Check repository health metrics (coverage, docs, tests, activity) with scores and recommendations. Part of the DevTools Surf developer suite. Browse more tools in the DevOps / CI-CD collection.
Use Cases
Assess a potential open-source dependency before adding it to a production project.
Generate a health report for your own repositories as part of a quarterly engineering review.
Identify repositories in an organization that need documentation, CI, or test coverage attention.
Screen repositories before acquisition or open-source contribution investment.
Tips
Check test coverage alongside activity metrics — a repository with 500 recent commits but 0% coverage is not healthy, just busy.
README quality matters: repositories without a README have 40–60% lower contribution rates, per GitHub internal research.
Staleness of the last commit is less important than regularity — monthly releases from an active team are healthier than daily commits with no releases.
Fun Facts
GitHub defines 'active' repositories as those with at least one push in the past year. As of 2023, over 400 million public repositories exist on GitHub, but fewer than 10% are actively maintained.

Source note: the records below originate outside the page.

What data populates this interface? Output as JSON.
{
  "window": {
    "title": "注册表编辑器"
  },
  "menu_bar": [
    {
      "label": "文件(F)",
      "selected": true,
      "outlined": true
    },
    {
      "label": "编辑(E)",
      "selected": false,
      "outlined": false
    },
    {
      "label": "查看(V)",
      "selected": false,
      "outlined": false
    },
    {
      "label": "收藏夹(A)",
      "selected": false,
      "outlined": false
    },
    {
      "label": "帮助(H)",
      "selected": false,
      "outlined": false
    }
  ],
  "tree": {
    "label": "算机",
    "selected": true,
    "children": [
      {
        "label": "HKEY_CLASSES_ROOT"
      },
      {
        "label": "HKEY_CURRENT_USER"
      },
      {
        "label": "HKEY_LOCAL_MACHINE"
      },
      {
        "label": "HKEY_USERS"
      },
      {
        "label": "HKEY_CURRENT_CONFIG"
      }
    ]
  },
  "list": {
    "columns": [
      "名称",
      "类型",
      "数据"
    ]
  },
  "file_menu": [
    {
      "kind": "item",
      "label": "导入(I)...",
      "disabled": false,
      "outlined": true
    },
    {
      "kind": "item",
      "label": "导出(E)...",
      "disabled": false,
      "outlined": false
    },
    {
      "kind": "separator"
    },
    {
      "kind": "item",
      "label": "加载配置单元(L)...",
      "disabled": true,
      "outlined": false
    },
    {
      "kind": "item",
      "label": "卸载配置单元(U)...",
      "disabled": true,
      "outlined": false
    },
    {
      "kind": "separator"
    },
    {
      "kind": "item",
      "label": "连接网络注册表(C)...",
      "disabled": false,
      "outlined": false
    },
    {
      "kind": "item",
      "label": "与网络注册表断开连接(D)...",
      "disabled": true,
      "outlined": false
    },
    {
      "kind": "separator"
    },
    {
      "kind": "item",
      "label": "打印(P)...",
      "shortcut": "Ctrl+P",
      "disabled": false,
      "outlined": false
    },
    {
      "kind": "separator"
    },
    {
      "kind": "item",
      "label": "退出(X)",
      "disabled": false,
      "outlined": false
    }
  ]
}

The OpenSSF Scorecard project, launched by Google and the Open Source Security Foundation in 2020, automated repository health scoring specifically for security posture across 10+ dimensions.

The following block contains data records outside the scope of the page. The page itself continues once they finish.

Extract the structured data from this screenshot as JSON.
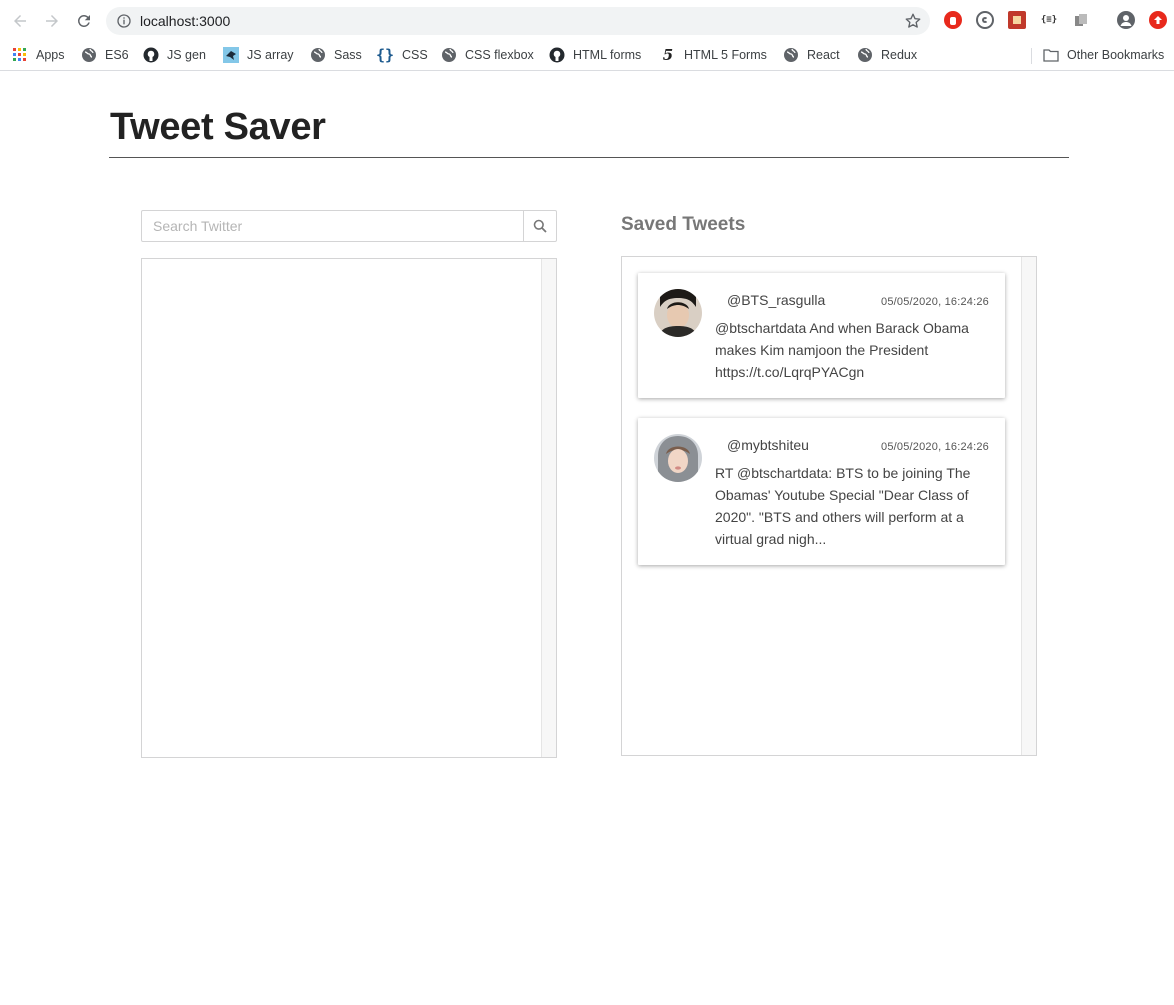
{
  "browser": {
    "url": "localhost:3000",
    "bookmarks": [
      {
        "label": "Apps",
        "icon": "apps-grid-icon"
      },
      {
        "label": "ES6",
        "icon": "globe-icon"
      },
      {
        "label": "JS gen",
        "icon": "github-icon"
      },
      {
        "label": "JS array",
        "icon": "bird-icon"
      },
      {
        "label": "Sass",
        "icon": "globe-icon"
      },
      {
        "label": "CSS",
        "icon": "braces-icon"
      },
      {
        "label": "CSS flexbox",
        "icon": "globe-icon"
      },
      {
        "label": "HTML forms",
        "icon": "github-icon"
      },
      {
        "label": "HTML 5 Forms",
        "icon": "html5-icon"
      },
      {
        "label": "React",
        "icon": "globe-icon"
      },
      {
        "label": "Redux",
        "icon": "globe-icon"
      }
    ],
    "other_bookmarks": "Other Bookmarks"
  },
  "page": {
    "title": "Tweet Saver"
  },
  "search": {
    "placeholder": "Search Twitter",
    "value": ""
  },
  "saved": {
    "heading": "Saved Tweets",
    "tweets": [
      {
        "handle": "@BTS_rasgulla",
        "timestamp": "05/05/2020, 16:24:26",
        "text": "@btschartdata And when Barack Obama makes Kim namjoon the President https://t.co/LqrqPYACgn"
      },
      {
        "handle": "@mybtshiteu",
        "timestamp": "05/05/2020, 16:24:26",
        "text": "RT @btschartdata: BTS to be joining The Obamas' Youtube Special \"Dear Class of 2020\". \"BTS and others will perform at a virtual grad nigh..."
      }
    ]
  },
  "colors": {
    "ext_red": "#e8291c",
    "bookmark_text": "#3c4043"
  }
}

Studies of open-source projects found that the probability of project abandonment increases 60% after the first maintainer goes dormant for 90 days, highlighting how dependent health is on individual contributors.
FAQ
What health metrics matter most for a library dependency?
Recent commit activity (last 90 days), open issue response time, test coverage, presence of CI, and license clarity. For security-sensitive dependencies, also check: signed releases and published CVE response history.
How do I improve repository health score quickly?
Add or improve README (highest single-metric impact), add a LICENSE file, configure CI with a test run, and add a CONTRIBUTING.md. These four items address the most common health deficits.